Traumatic injuries can lead to cataract formation, usually within a few days of injury, but onset may be delayed for years. Dislocation of the lens after trauma causes significant visual impairment but can be recognized easily with a careful examination. Glaucoma and retinal detachment may be late complications of blunt trauma. Pain around the eye, blurred vision, and occasionally, nausea and vomiting in a patient with glaucoma or with a recent eye injury may represent an acute attack of glaucoma. If any one of these is noted as a primary complaint or an incidental finding, immediate referral is required.

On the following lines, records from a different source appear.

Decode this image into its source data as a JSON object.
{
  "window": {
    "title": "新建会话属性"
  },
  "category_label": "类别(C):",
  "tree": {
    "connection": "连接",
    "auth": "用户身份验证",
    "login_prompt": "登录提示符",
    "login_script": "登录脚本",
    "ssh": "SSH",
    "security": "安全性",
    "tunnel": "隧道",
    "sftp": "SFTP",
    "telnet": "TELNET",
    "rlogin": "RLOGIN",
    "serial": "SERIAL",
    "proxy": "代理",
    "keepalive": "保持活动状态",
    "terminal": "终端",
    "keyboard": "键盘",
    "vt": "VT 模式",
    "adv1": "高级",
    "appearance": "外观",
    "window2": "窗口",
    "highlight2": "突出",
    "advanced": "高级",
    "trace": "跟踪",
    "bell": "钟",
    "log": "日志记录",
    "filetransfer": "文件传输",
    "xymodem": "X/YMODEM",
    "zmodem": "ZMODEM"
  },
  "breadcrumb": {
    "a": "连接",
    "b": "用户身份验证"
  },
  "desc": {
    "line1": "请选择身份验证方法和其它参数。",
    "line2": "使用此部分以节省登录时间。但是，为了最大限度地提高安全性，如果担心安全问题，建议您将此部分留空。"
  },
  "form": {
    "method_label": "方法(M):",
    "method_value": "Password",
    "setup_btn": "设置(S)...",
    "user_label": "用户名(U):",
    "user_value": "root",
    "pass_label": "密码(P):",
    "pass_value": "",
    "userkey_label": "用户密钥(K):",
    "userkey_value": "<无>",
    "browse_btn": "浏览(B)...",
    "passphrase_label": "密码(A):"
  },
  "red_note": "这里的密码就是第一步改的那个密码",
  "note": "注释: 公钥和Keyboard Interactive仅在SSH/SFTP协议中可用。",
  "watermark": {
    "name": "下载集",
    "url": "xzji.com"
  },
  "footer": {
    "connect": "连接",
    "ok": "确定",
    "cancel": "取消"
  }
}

The uvea consists of the iris, ciliary body, and choroid. One or all portions of the uvea may become inflamed, causing uveitis. Iritis and iridocyclitis may be called anterior uveitis, whereas inflammation of the choroid is often called posterior uveitis. The etiologies may be divided into infectious and noninfectious. Infectious uveitis may be caused by viruses, bacteria, fungi, or helminths. The most common cause of posterior uveitis in children is toxoplasmosis. Noninfectious causes include juvenile idiopathic arthritis, trauma, ankylosing spondylitis, Behçet disease, idiopathic intracranial hypertension (IIH, pseudotumor cerebri), peripheral uveitis, sarcoidosis, and sympathetic ophthalmia. Vogt–Koyanagi–Harada syndrome is a panuveitis with meningeal and cutaneous findings. Prompt treatment of this syndrome is necessary for optimal visual outcome.